Can You Freeze Bluefish?
You can freeze Bluefish, but you shouldn’t. Because they have softer flesh, it makes them a poor choice for freezing and reheating, as the flesh will simply fall apart.
Are Bluefish Endangered?
Bluefish are not endangered, however their conservation status is listed as “vulnerable.” In some areas they have been overfished and populations need time to recover.
Do Bluefish Bite Humans?
Bluefish have small, sharp teeth and they will bite humans who either get too close to an aggressive school or are not careful in how they handle the fish.
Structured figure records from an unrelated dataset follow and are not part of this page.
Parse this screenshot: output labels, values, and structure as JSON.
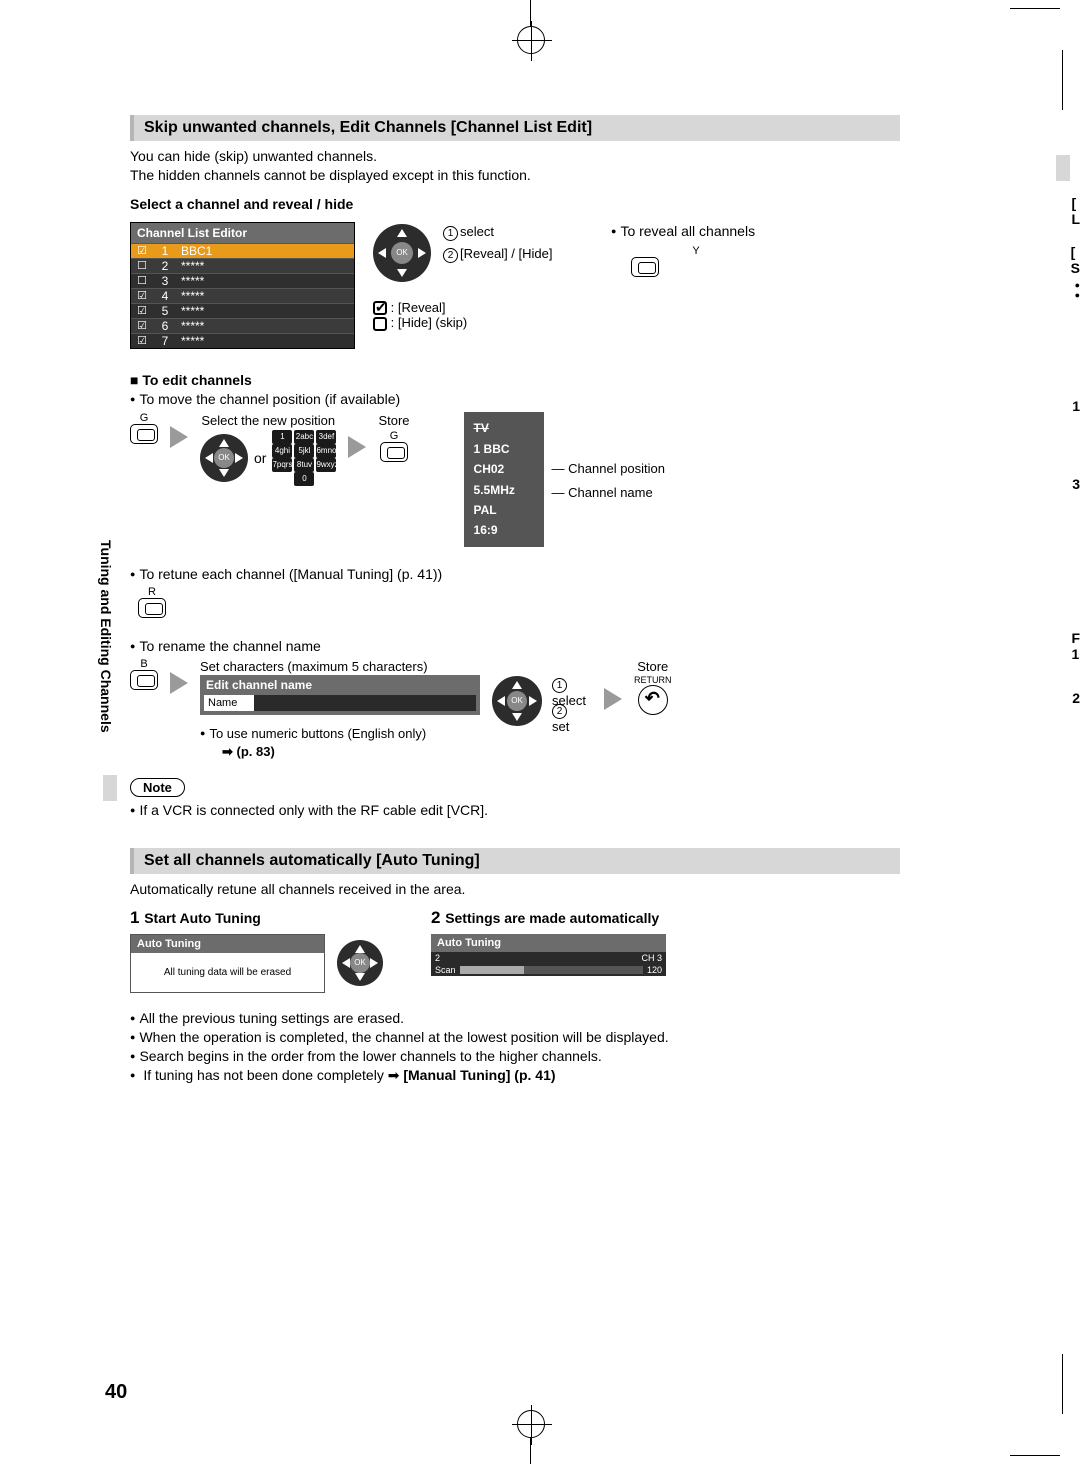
{
  "page_number": "40",
  "sidebar_title": "Tuning and Editing Channels",
  "section1": {
    "title": "Skip unwanted channels, Edit Channels [Channel List Edit]",
    "intro1": "You can hide (skip) unwanted channels.",
    "intro2": "The hidden channels cannot be displayed except in this function.",
    "select_heading": "Select a channel and reveal / hide",
    "editor_title": "Channel List Editor",
    "rows": [
      {
        "chk": "☑",
        "n": "1",
        "name": "BBC1"
      },
      {
        "chk": "☐",
        "n": "2",
        "name": "*****"
      },
      {
        "chk": "☐",
        "n": "3",
        "name": "*****"
      },
      {
        "chk": "☑",
        "n": "4",
        "name": "*****"
      },
      {
        "chk": "☑",
        "n": "5",
        "name": "*****"
      },
      {
        "chk": "☑",
        "n": "6",
        "name": "*****"
      },
      {
        "chk": "☑",
        "n": "7",
        "name": "*****"
      }
    ],
    "sel_label": "select",
    "reveal_hide": "[Reveal] / [Hide]",
    "reveal": ": [Reveal]",
    "hide": ": [Hide] (skip)",
    "reveal_all": "To reveal all channels",
    "y_label": "Y",
    "edit_heading": "■ To edit channels",
    "move_text": "To move the channel position (if available)",
    "select_new": "Select the new position",
    "store": "Store",
    "or": "or",
    "g_label": "G",
    "info": {
      "tv": "TV",
      "line": "1   BBC",
      "ch": "CH02",
      "mhz": "5.5MHz",
      "pal": "PAL",
      "aspect": "16:9"
    },
    "chpos": "Channel position",
    "chname": "Channel name",
    "retune": "To retune each channel ([Manual Tuning] (p. 41))",
    "r_label": "R",
    "rename": "To rename the channel name",
    "setchars": "Set characters (maximum 5 characters)",
    "b_label": "B",
    "edit_name_title": "Edit channel name",
    "name_label": "Name",
    "set": "set",
    "numeric": "To use numeric buttons (English only)",
    "p83": "(p. 83)",
    "note": "Note",
    "vcr": "If a VCR is connected only with the RF cable edit [VCR].",
    "return_label": "RETURN"
  },
  "section2": {
    "title": "Set all channels automatically [Auto Tuning]",
    "intro": "Automatically retune all channels received in the area.",
    "step1": "Start Auto Tuning",
    "step2": "Settings are made automatically",
    "auto_title": "Auto Tuning",
    "auto_body": "All tuning data will be erased",
    "res_ch": "CH 3",
    "res_num": "2",
    "scan": "Scan",
    "scan_end": "120",
    "b1": "All the previous tuning settings are erased.",
    "b2": "When the operation is completed, the channel at the lowest position will be displayed.",
    "b3": "Search begins in the order from the lower channels to the higher channels.",
    "b4a": "If tuning has not been done completely ",
    "b4b": "[Manual Tuning] (p. 41)"
  },
  "numpad": [
    [
      "1",
      "2abc",
      "3def"
    ],
    [
      "4ghi",
      "5jkl",
      "6mno"
    ],
    [
      "7pqrs",
      "8tuv",
      "9wxyz"
    ],
    [
      "",
      "0",
      ""
    ]
  ],
  "colors": {
    "section_bg": "#d7d7d7",
    "editor_header": "#6c6c6c",
    "row_dark": "#2f2f2f",
    "row_sel": "#e89a1a",
    "dpad": "#2c2c2c",
    "info_bg": "#555555"
  }
}
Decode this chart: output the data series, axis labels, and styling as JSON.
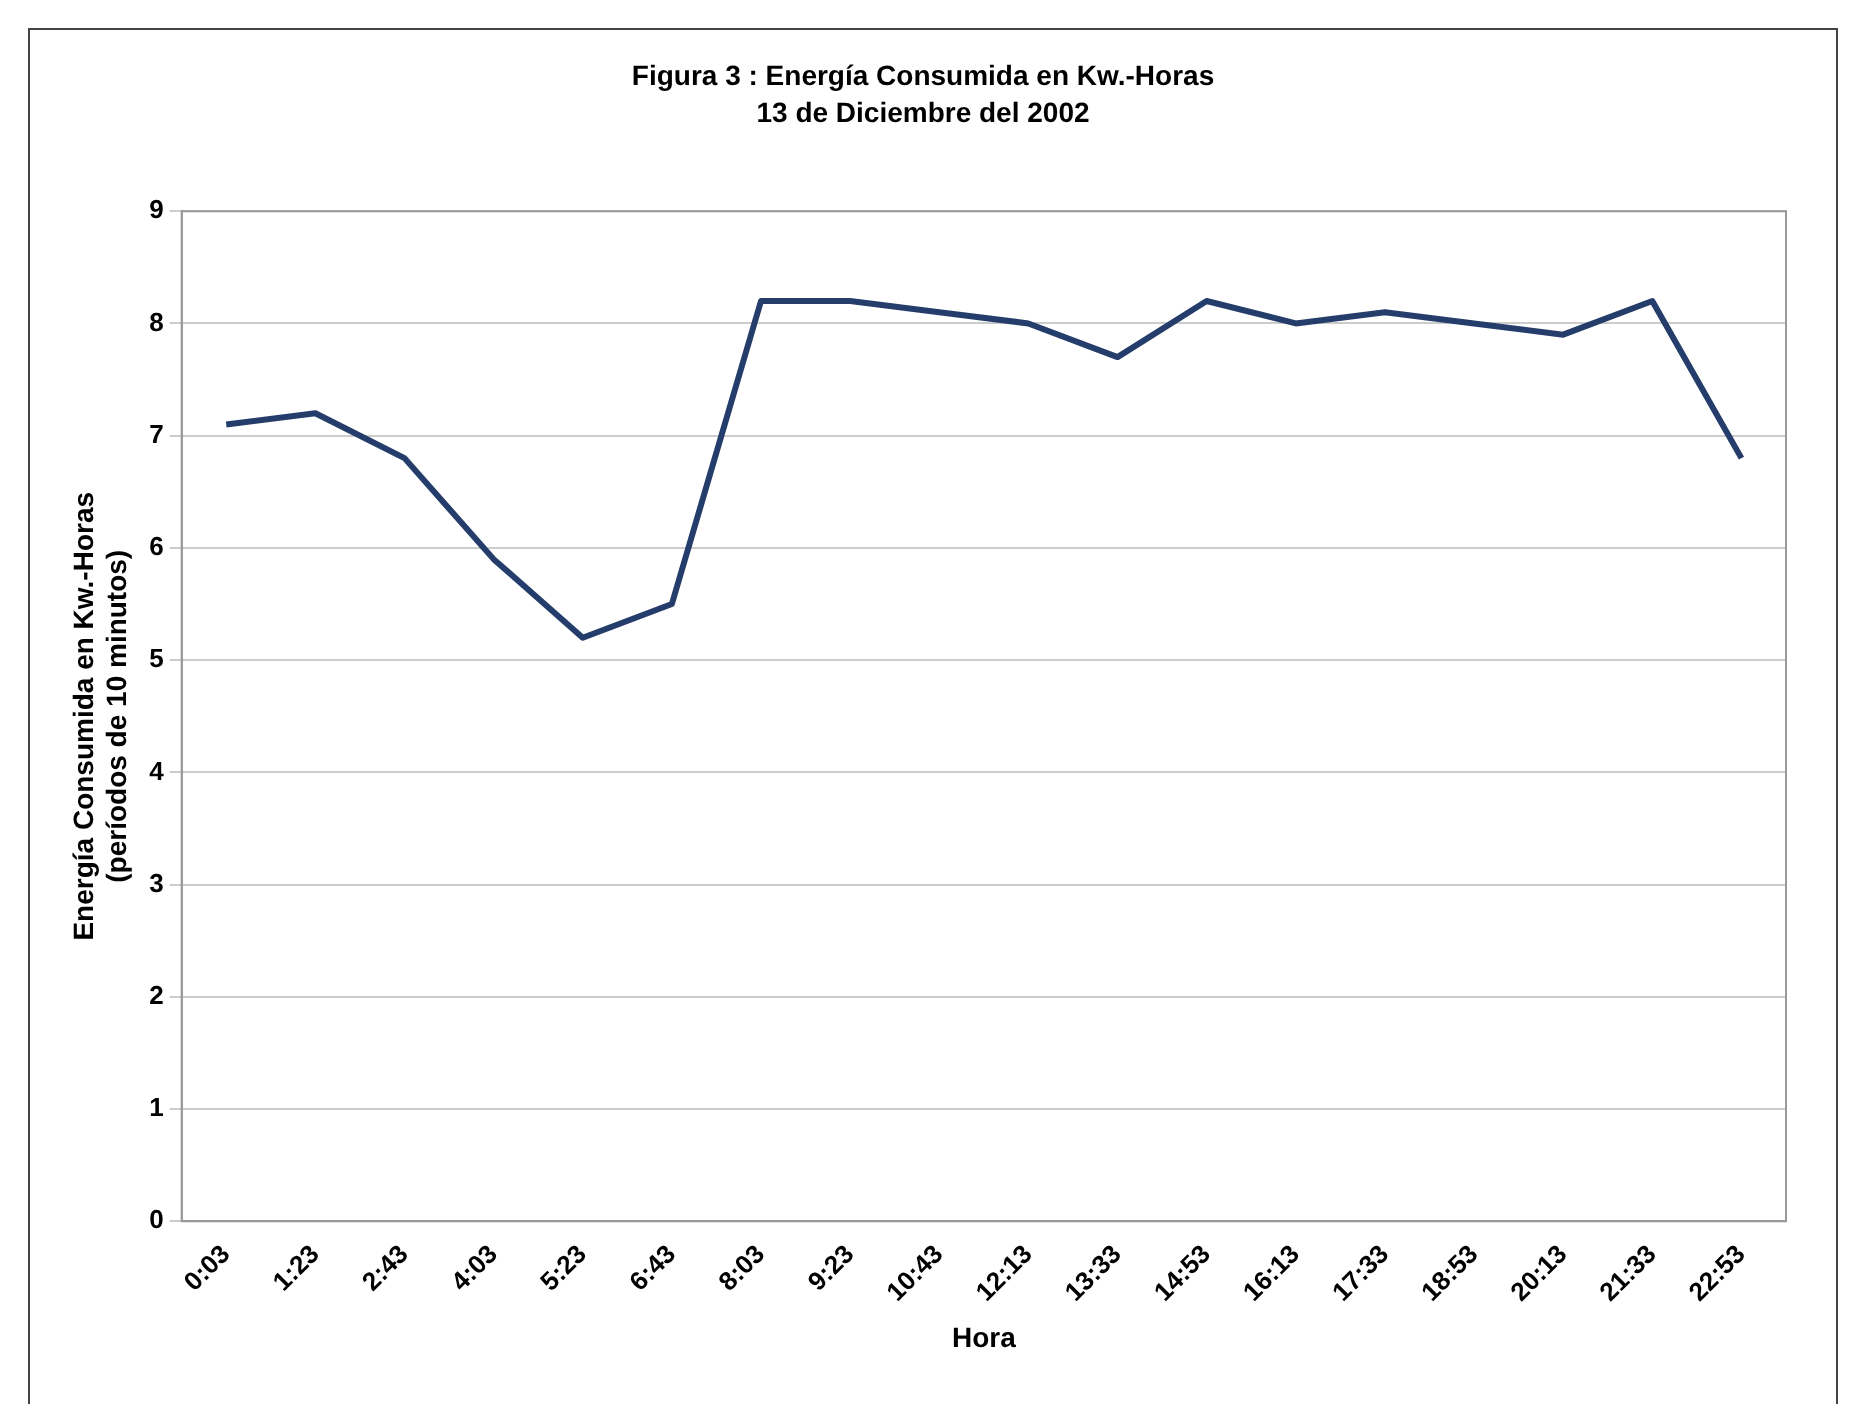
{
  "chart_data": {
    "type": "line",
    "title": "Figura 3 : Energía Consumida en Kw.-Horas",
    "subtitle": "13 de Diciembre del 2002",
    "xlabel": "Hora",
    "ylabel": "Energía Consumida en Kw.-Horas\n(períodos de 10 minutos)",
    "categories": [
      "0:03",
      "1:23",
      "2:43",
      "4:03",
      "5:23",
      "6:43",
      "8:03",
      "9:23",
      "10:43",
      "12:13",
      "13:33",
      "14:53",
      "16:13",
      "17:33",
      "18:53",
      "20:13",
      "21:33",
      "22:53"
    ],
    "series": [
      {
        "color": "#253d6b",
        "values": [
          7.1,
          7.2,
          6.8,
          5.9,
          5.2,
          5.5,
          8.2,
          8.2,
          8.1,
          8.0,
          7.7,
          8.2,
          8.0,
          8.1,
          8.0,
          7.9,
          8.2,
          6.8
        ]
      }
    ],
    "ylim": [
      0,
      9
    ],
    "yticks": [
      0,
      1,
      2,
      3,
      4,
      5,
      6,
      7,
      8,
      9
    ],
    "grid": "y",
    "legend": false,
    "marker": "none",
    "line_style": "solid"
  }
}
The best thing you can do is learn how to properly handle a this species once it’s on your line. Avoid getting too close to aggressive schools who are on the hunt.
What Fish Is Bluefish Similar To?
Most fishermen compare Bluefish to tuna, striped bass, or swordfish.
When Do Bluefish Spawn?
Bluefish spawn in spring and summer and can spawn multiple times, though not much is known about this part of their lives. Females spawn in open water and can release anywhere from 400,000 to 2 million eggs.
What is The Difference Between Bluefish and White Fish?
White Fish is a name applied to several different fish species including:
Most White Fish feed closer to the bottom of the ocean as opposed to the higher water column that Bluefish prefer. White Fish have less fat and more oil, giving them a more appealing flavor profile. Many people prefer White Fish to Bluefish when it comes to taste.
Whether you’re just getting into saltwater fishing or you’re a pro looking for a challenge, Bluefishing is always satisfying. These fish pack a real punch on the other end of the line. They’re an important food source and a fun game fish to go after as well. Happy fishing!